When Theodore Roosevelt Coach Daryl Tilghman watches football video games, he literally sees his team. Tilghman tinkered with a popular video game to add his program's offensive plays so players could learn visually.
(Preston Keres -- The Washington Post)
High-tech gear is "not going to win games for you," Lucas said, pointing at the blue device, a Landro play analyzer. "But it gives you a clue. It helps us catch onto the other teams' tendencies, and helps us catch our own."
From digital play analyzers in the coach's office and digital video cameras on the sidelines to PCs in the weight room and Sony PlayStation 2s in the locker room, technology is changing the way high school coaches and players prepare for games. Many said it's not only focusing their preparation, it's also helping raise the level of play.
New equipment is replacing the VHS recorder, making handwritten playbooks and scouting reports obsolete. In some parts of Fairfax County, in fact, high-tech gear may soon eliminate a tradition that has been part of the high school game for years: the Saturday morning tape exchange. Coaches in the AAA Concorde District instead might swap game video via a secure Web site this season.
Similar, yet vastly more complicated and expensive equipment has been used in professional and college football for more than a decade. But falling prices and increased competition at the high school level have prompted coaches to go high tech in recent years. Although football-specific computer programs have been used at Episcopal and Georgetown Prep, among others, for years, area coaches said it's now an area-wide trend.
More than 50 schools in the Washington area -- and more than 400 nationwide -- have purchased the Landro play analyzer. At $5,000 -- a large sum even for athletic departments with large budgets -- it remains out of reach for some schools. But after a short demonstration by Lucas, it's easy to see why athletic departments from Bishop McNamara to Centreville have been so eager to acquire it.

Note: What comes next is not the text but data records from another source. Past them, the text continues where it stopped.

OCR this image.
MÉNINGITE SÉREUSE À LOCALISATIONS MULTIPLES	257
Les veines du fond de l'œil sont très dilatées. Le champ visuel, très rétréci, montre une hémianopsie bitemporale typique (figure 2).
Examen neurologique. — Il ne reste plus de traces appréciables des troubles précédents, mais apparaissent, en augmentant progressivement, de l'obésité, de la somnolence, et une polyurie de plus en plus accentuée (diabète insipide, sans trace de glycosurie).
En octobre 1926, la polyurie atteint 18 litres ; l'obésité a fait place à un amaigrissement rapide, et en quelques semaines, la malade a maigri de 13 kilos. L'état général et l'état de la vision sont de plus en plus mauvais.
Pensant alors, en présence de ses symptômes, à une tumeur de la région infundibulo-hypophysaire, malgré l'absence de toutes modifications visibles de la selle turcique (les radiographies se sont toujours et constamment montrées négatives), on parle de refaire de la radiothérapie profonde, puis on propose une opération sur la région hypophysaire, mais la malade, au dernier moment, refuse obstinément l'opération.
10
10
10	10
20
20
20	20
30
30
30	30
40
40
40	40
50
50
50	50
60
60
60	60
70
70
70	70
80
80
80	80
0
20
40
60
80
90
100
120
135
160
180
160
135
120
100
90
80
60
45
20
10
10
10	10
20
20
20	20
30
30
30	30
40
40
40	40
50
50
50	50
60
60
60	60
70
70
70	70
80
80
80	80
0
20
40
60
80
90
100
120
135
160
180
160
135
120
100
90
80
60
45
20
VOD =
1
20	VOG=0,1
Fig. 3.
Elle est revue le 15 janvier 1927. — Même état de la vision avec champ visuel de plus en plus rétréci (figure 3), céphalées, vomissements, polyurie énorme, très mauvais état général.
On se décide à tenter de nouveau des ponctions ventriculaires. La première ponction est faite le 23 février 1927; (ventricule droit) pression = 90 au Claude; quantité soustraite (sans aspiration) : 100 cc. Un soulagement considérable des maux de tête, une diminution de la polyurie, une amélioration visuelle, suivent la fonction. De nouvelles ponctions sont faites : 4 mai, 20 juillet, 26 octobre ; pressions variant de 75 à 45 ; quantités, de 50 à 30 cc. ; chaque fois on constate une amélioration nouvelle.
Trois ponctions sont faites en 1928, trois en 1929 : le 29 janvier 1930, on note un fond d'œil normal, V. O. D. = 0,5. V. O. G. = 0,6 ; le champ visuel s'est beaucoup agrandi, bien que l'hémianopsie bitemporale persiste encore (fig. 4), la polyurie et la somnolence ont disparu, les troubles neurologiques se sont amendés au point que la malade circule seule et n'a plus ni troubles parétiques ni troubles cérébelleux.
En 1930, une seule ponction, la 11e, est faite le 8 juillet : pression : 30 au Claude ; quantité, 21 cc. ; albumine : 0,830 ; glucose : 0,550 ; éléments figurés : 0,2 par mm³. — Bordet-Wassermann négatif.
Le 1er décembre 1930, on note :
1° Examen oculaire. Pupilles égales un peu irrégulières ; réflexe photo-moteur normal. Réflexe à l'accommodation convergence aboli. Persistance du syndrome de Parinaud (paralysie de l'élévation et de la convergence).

Lucas punched a few keys and brought up replays of every third down Gonzaga's defense faced against DeMatha the previous year. A few more clicks and Gonzaga running back Joe Taylor's carries -- all of them from the previous season -- appear on the screen. And Lucas can sort them by the hole he ran through, the defensive formation, the length of run and more.
"I don't want anyone else to get the darn thing," Madison Coach Gordon Lieb said of the Landro, which his school purchased last year.
At DeMatha, running back Jordan Scott used Landro to make his own highlight video for college recruiters. It took him a half hour, a fraction of the time it would have taken him using a VCR.
Dunbar is among 100 high schools nationally that received, for free, Proscout Video's Indexing and Training Software through a program sponsored by the NFL and the NFL Players Association. The software, which is loaded onto a PC, helps coaches analyze and break down film from opposing teams as well as create highlight tapes for their own players, much like the Landro. Dunbar Coach Craig Jefferies said he plans to use the system to self-scout his own team by looking for his play-calling tendencies.
"We're still trying to figure out all the things that it can do," Jefferies said. "But we're first going to start off charting our tendencies -- where we have some success doing what. It does a lot."
The high-tech revolution doesn't stop in the coach's office.
As players enter the weight room at Madison, they sit down at a PC and log into a program called "Bigger Faster Stronger," which tracks and customizes their weight training based on previous workouts, time of year and other data about the player.